Lee Poulsen wpoulsen@pacbell.net
Tue, 30 Apr 2019 15:03:39 PDT
Looks like I lucked out by not trying to mimic its local conditions. I grow it with all my other mediterranean type bulbs (like those from Chile or the Cape Province of South Africa). Since Southern California has a very similar climate (especially to Chile), that means I keep it in a shaded and completely dry area all summer long during dormancy. Then in the late fall when the first rains return, I pull the pot it’s in out of storage and set it unprotected out in the open, where it gets any winter rains plus additional watering if it doesn’t rain for a long while. A few nights each winter, the night-time temperature can drop close to freezing and sometime a degree or two lower just before sunrise. When the air is moist, there will be frost when the temperature gets close to freezing.

However, I just looked up the native conditions. They are from the Antofagasta region, Region II, of Chile which is in the far north. The grow at low elevation near the coast. According to Wikipedia and Chileflora:

The climate is extremely arid albeit somewhat milder near the coast. Nearly all of the region is devoid of vegetation except close to the Loa River or at oases. The average rainfall in the Antofagasta is just 1 millimetre (0.04 in) per year. From the coast, east to the Chilean Coast Range, is the south-central part of the Atacama Desert, the driest desert in the world.

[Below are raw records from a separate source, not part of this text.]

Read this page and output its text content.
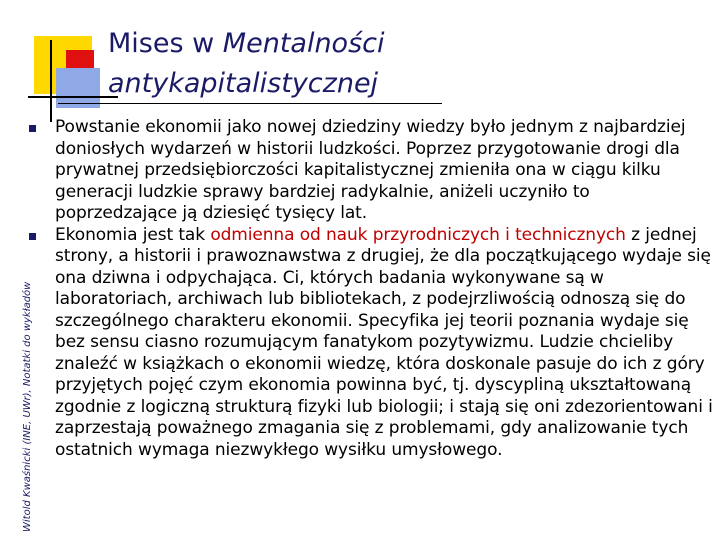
Mises w Mentalności
antykapitalistycznej
Witold Kwaśnicki (INE, UWr), Notatki do wykładów

Powstanie ekonomii jako nowej dziedziny wiedzy było jednym z najbardziej doniosłych wydarzeń w historii ludzkości. Poprzez przygotowanie drogi dla prywatnej przedsiębiorczości kapitalistycznej zmieniła ona w ciągu kilku generacji ludzkie sprawy bardziej radykalnie, aniżeli uczyniło to poprzedzające ją dziesięć tysięcy lat.

Ekonomia jest tak odmienna od nauk przyrodniczych i technicznych z jednej strony, a historii i prawoznawstwa z drugiej, że dla początkującego wydaje się ona dziwna i odpychająca. Ci, których badania wykonywane są w laboratoriach, archiwach lub bibliotekach, z podejrzliwością odnoszą się do szczególnego charakteru ekonomii. Specyfika jej teorii poznania wydaje się bez sensu ciasno rozumującym fanatykom pozytywizmu. Ludzie chcieliby znaleźć w książkach o ekonomii wiedzę, która doskonale pasuje do ich z góry przyjętych pojęć czym ekonomia powinna być, tj. dyscypliną ukształtowaną zgodnie z logiczną strukturą fizyki lub biologii; i stają się oni zdezorientowani i zaprzestają poważnego zmagania się z problemami, gdy analizowanie tych ostatnich wymaga niezwykłego wysiłku umysłowego.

T. philippians grows exposed, but with protection from direct sun through coastal fog. There is coastal fog, called camanchaca: The plants obtain water mainly from condensation.

I haven’t done anything else special to care for it.

> On Apr 29, 2019, at 11:06 PM, Garak <garak@code-garak.de> wrote:
> Hi Lee,
> Congratulations on that success! When I tried T. phillippiana, I couldn't get it re-emerging from it's first dormancy and learned from the list that others had the same problem.  Any hints on what your climate does exactly when they reemerge?